New Year’s

September, and not January, is the month that I think best marks the beginning of a new year.

(As an aside, I think a lot of people have certain times of year that they recognize as their “true” New Year.  I have a friend, for example, whose New Year begins on May 22nd, which marks the day on which her cousin, many years ago, died in a car accident.  She celebrates her New Year by making Swedish braid bread – a specialty of her and her cousin’s grandmother, if I’m remembering correctly – reflecting on important moments from the past year, expressing her gratitude and telling the people in her life that she loves them, as she was not able to do before losing her cousin).

This almost certainly has to do with the fact that I work in an academic environment, in which some form of “summer vacation” – however brief – is almost always a guarantee.  Having just returned “home” after travelling to new places, seeing old friends and family or simply just sleeping 9 hours a day for two weeks straight, you suddenly have all kinds of energy to dedicate to novel endeavors. (Perhaps it also has to do with the fact that September is a much lovelier time of year to ponder new beginnings than January).  In any event, I may not be buying mechanical pencils and a new lunchbox, but even at 25 the excitement and anticipation that accompanies the advent of a new school year is hard to resist.

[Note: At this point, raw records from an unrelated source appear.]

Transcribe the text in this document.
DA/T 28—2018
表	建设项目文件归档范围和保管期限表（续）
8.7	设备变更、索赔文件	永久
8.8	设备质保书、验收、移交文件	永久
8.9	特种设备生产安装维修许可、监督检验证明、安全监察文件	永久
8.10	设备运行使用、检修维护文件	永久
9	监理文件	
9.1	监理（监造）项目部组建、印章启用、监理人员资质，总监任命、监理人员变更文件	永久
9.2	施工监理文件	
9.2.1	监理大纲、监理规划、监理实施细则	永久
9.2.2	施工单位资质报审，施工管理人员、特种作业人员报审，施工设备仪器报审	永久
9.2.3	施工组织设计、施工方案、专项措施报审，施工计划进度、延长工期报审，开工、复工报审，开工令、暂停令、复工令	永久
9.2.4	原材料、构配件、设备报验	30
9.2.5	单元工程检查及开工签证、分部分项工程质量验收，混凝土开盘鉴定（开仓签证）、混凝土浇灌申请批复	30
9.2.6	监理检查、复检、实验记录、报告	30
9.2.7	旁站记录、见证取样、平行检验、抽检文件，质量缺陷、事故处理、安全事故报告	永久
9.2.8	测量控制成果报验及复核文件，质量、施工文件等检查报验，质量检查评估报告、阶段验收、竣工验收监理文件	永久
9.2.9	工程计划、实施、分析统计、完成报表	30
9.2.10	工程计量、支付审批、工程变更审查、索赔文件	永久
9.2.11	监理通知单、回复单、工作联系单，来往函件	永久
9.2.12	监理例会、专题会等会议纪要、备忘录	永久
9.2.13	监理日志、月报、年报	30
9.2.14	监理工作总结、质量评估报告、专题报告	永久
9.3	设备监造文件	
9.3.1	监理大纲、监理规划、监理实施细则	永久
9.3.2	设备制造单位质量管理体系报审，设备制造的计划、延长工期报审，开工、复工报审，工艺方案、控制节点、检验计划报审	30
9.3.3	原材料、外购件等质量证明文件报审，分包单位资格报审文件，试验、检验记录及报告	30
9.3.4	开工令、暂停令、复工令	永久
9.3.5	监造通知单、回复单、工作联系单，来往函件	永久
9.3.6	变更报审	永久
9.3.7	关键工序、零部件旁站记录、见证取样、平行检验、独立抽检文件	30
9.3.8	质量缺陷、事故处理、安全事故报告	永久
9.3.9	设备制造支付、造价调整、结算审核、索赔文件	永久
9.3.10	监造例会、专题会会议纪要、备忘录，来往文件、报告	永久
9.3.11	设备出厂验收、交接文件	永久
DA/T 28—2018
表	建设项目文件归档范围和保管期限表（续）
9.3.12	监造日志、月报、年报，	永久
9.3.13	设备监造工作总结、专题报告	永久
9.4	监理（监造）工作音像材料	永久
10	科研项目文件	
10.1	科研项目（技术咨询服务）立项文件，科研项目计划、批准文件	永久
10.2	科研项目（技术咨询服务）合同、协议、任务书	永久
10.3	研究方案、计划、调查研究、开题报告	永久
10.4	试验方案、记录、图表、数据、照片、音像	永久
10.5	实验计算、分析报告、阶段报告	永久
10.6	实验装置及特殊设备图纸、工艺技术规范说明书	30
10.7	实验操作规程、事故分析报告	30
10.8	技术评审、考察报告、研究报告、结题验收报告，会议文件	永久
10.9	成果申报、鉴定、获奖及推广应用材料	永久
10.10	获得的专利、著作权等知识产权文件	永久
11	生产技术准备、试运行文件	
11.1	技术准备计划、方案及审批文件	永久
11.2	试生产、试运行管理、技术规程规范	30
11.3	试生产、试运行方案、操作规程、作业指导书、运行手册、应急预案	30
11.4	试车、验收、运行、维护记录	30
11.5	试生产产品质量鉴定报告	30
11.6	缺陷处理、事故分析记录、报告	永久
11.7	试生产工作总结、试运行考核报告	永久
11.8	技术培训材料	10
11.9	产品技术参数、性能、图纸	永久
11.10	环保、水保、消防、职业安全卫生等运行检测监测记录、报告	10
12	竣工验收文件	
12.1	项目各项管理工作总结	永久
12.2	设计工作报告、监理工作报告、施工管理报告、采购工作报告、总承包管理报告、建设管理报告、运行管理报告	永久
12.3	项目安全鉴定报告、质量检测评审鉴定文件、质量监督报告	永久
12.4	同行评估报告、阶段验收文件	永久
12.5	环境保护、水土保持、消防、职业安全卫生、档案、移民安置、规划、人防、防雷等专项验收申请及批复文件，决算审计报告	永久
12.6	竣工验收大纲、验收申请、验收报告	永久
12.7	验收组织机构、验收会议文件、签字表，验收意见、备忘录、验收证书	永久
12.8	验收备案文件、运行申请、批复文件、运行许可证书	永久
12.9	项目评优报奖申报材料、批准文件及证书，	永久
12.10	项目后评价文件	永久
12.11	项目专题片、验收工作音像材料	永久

In just two days time I will welcome a new group of students into Italy as they begin their time abroad.  The start of a new term is always exciting, and the start of a new academic year even more so (at least for me) – anything could happen this year.

Backing up a bit…my “home” can be found in Italy, at the moment, and my job (not yet a career, as far as I know), in the field of study abroad.  This is appropriate, since, like countless thousands before and after me, I discovered Italy’s joys during a period of study abroad (and its realities during an extended period as an ex-pat here…but I digress).  I, a pretty typical mid 20-something, am directly responsible for the happiness and well being of a gaggle of (early) 20-somethings during their junior years/semesters abroad.  As jobs for people my age go, I think this is a pretty interesting one; if nothing else, it gives me ample opportunity to reflect on the difference between young 20-somethings and mid 20-somethings (not to mention the difference between Americans and Italians/Europeans; privileged students and students from working class backgrounds; students from large, public universities and students from small liberal arts schools, etc. etc.).

I do wonder if my darling chicklings realize how vast the mere 4-5 years of age that separates us seems to me; I wonder if they, too, see me as someone older and in many ways different from them.  I try to keep this in mind when I’m imagining what 30, 35, 40 will look like; if they will all be distinct ages very different from the others; if my 30 year old counterparts view me with the same detached amusement for my immaturity, much as I sometimes do with my students.  Certain 5 year age jumps are naturally momentous and encompass an enormous amount of change (age 0-5, or 10-15, come to mind).  I think everybody knows this.  But personally I didn’t expect the jump from 20-25 to be just so…huge.

At 20, I had been with one boy; lived in one country; I spoke one language; I had never been to Europe, and perhaps the only significant change I had experienced in my life was a move from a small, rural town to a suburban/metropolitan area for college.

At 25, I have loved three men (or are they boys too?); lived in two countries and traveled to a few more more; learned a second language and studied two more; earned a bachelor’s and master’s degrees and held down three “real” jobs, each one a step up from the one that came before.  I think it would be very naïve of me or any 20-something to imagine that we’ll be lucky enough to maintain such an exciting pace in the years to come.

I look at my students, whom for the most part I truly adore, and I wonder what the next five years has in store for them.  I’m excited for how much they will change and experience and I hope they remember their time in Italy as a turning point in their lives, much like I do.  For the time being however, all I want them to be concerned with is acquiring a taste for red wine (and learning how to drink it sensibly), enjoying REAL food, learning a beautiful language and gaining some perspective on their worlds, which are bound to grow.